Machine Learning Project: Digit Recogniser (Kaggle)
Tensorflow implementation of digit recognition
Data from Kaggle Digit Recognition competition
https://www.kaggle.com/c/digit-recognizer/data
%matplotlib inline
import numpy as np
import pandas as pd
import matplotlib.pyplot as plt
from keras.models import Sequential
from keras.layers import Dense, Activation
Using TensorFlow backend.
Load data
train_file = 'train.csv'
test_file = 'test.csv'
train_df = pd.read_csv(train_file)
test_df = pd.read_csv(test_file)
train_df.head() # labels and pixels
label | pixel0 | pixel1 | pixel2 | pixel3 | pixel4 | pixel5 | pixel6 | pixel7 | pixel8 | ... | pixel774 | pixel775 | pixel776 | pixel777 | pixel778 | pixel779 | pixel780 | pixel781 | pixel782 | pixel783 | |
---|---|---|---|---|---|---|---|---|---|---|---|---|---|---|---|---|---|---|---|---|---|
0 | 1 | 0 | 0 | 0 | 0 | 0 | 0 | 0 | 0 | 0 | ... | 0 | 0 | 0 | 0 | 0 | 0 | 0 | 0 | 0 | 0 |
1 | 0 | 0 | 0 | 0 | 0 | 0 | 0 | 0 | 0 | 0 | ... | 0 | 0 | 0 | 0 | 0 | 0 | 0 | 0 | 0 | 0 |
2 | 1 | 0 | 0 | 0 | 0 | 0 | 0 | 0 | 0 | 0 | ... | 0 | 0 | 0 | 0 | 0 | 0 | 0 | 0 | 0 | 0 |
3 | 4 | 0 | 0 | 0 | 0 | 0 | 0 | 0 | 0 | 0 | ... | 0 | 0 | 0 | 0 | 0 | 0 | 0 | 0 | 0 | 0 |
4 | 0 | 0 | 0 | 0 | 0 | 0 | 0 | 0 | 0 | 0 | ... | 0 | 0 | 0 | 0 | 0 | 0 | 0 | 0 | 0 | 0 |
5 rows × 785 columns
test_df.head() # no labels here
pixel0 | pixel1 | pixel2 | pixel3 | pixel4 | pixel5 | pixel6 | pixel7 | pixel8 | pixel9 | ... | pixel774 | pixel775 | pixel776 | pixel777 | pixel778 | pixel779 | pixel780 | pixel781 | pixel782 | pixel783 | |
---|---|---|---|---|---|---|---|---|---|---|---|---|---|---|---|---|---|---|---|---|---|
0 | 0 | 0 | 0 | 0 | 0 | 0 | 0 | 0 | 0 | 0 | ... | 0 | 0 | 0 | 0 | 0 | 0 | 0 | 0 | 0 | 0 |
1 | 0 | 0 | 0 | 0 | 0 | 0 | 0 | 0 | 0 | 0 | ... | 0 | 0 | 0 | 0 | 0 | 0 | 0 | 0 | 0 | 0 |
2 | 0 | 0 | 0 | 0 | 0 | 0 | 0 | 0 | 0 | 0 | ... | 0 | 0 | 0 | 0 | 0 | 0 | 0 | 0 | 0 | 0 |
3 | 0 | 0 | 0 | 0 | 0 | 0 | 0 | 0 | 0 | 0 | ... | 0 | 0 | 0 | 0 | 0 | 0 | 0 | 0 | 0 | 0 |
4 | 0 | 0 | 0 | 0 | 0 | 0 | 0 | 0 | 0 | 0 | ... | 0 | 0 | 0 | 0 | 0 | 0 | 0 | 0 | 0 | 0 |
5 rows × 784 columns
So each row of the dataset is a sequence of ink intensity for the 784 pixels that represents square image with the size 28x28.

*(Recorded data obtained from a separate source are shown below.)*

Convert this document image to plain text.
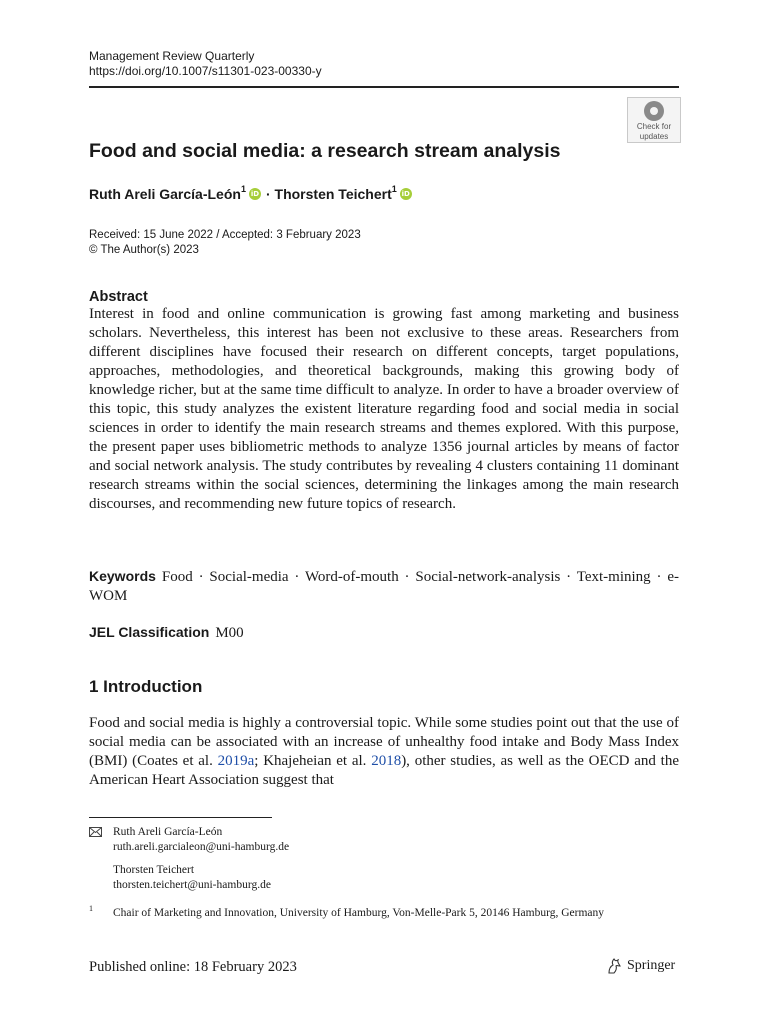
Management Review Quarterly
https://doi.org/10.1007/s11301-023-00330-y
Check for
updates
Food and social media: a research stream analysis
Ruth Areli García-León$^1$ iD ·
Thorsten Teichert$^1$ iD
Received: 15 June 2022 / Accepted: 3 February 2023
© The Author(s) 2023
Abstract

Interest in food and online communication is growing fast among marketing and business scholars. Nevertheless, this interest has been not exclusive to these areas. Researchers from different disciplines have focused their research on different concepts, target populations, approaches, methodologies, and theoretical backgrounds, making this growing body of knowledge richer, but at the same time difficult to analyze. In order to have a broader overview of this topic, this study analyzes the existent literature regarding food and social media in social sciences in order to identify the main research streams and themes explored. With this purpose, the present paper uses bibliometric methods to analyze 1356 journal articles by means of factor and social network analysis. The study contributes by revealing 4 clusters containing 11 dominant research streams within the social sciences, determining the linkages among the main research discourses, and recommending new future topics of research.

Keywords Food · Social-media · Word-of-mouth · Social-network-analysis · Text-mining · e-WOM

JEL Classification M00
1 Introduction

Food and social media is highly a controversial topic. While some studies point out that the use of social media can be associated with an increase of unhealthy food intake and Body Mass Index (BMI) (Coates et al. 2019a; Khajeheian et al. 2018), other studies, as well as the OECD and the American Heart Association suggest that

Ruth Areli García-León
ruth.areli.garcialeon@uni-hamburg.de
Thorsten Teichert
thorsten.teichert@uni-hamburg.de
1 Chair of Marketing and Innovation, University of Hamburg, Von-Melle-Park 5, 20146 Hamburg, Germany
Published online: 18 February 2023	Springer
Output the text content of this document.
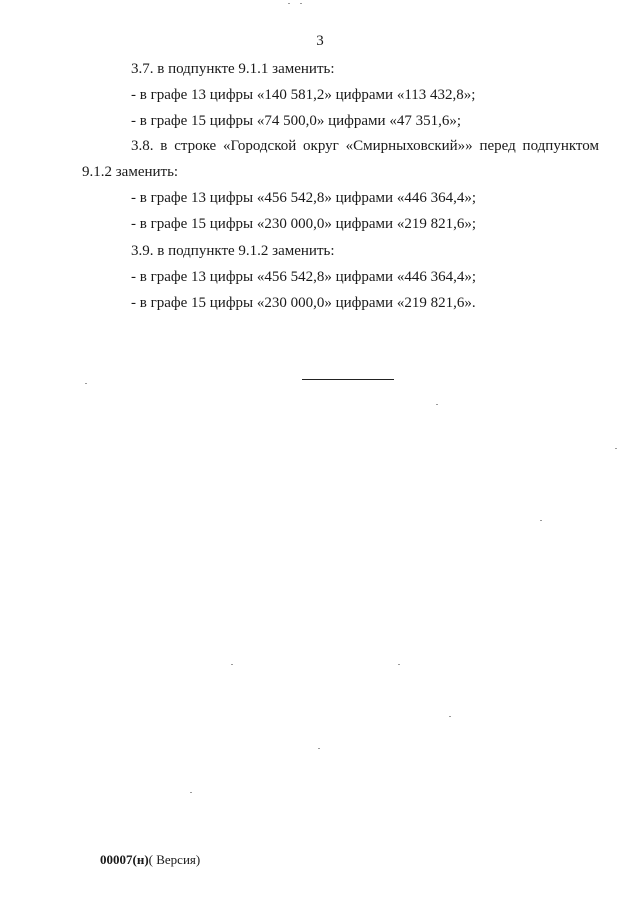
3
3.7. в подпункте 9.1.1 заменить:
- в графе 13 цифры «140 581,2» цифрами «113 432,8»;
- в графе 15 цифры «74 500,0» цифрами «47 351,6»;
3.8. в строке «Городской округ «Смирныховский»» перед подпунктом
9.1.2 заменить:
- в графе 13 цифры «456 542,8» цифрами «446 364,4»;
- в графе 15 цифры «230 000,0» цифрами «219 821,6»;
3.9. в подпункте 9.1.2 заменить:
- в графе 13 цифры «456 542,8» цифрами «446 364,4»;
- в графе 15 цифры «230 000,0» цифрами «219 821,6».
00007(н)( Версия)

train_labels = train_df.label
train_images = train_df.iloc[:,1:]
test_images = test_df
Show some digits from the input dataset
plt.figure(figsize=(12,6))
for i in range(0,9):
plt.subplot(250 + (i+1))
img = train_images.iloc[i,:].values.reshape(28, 28)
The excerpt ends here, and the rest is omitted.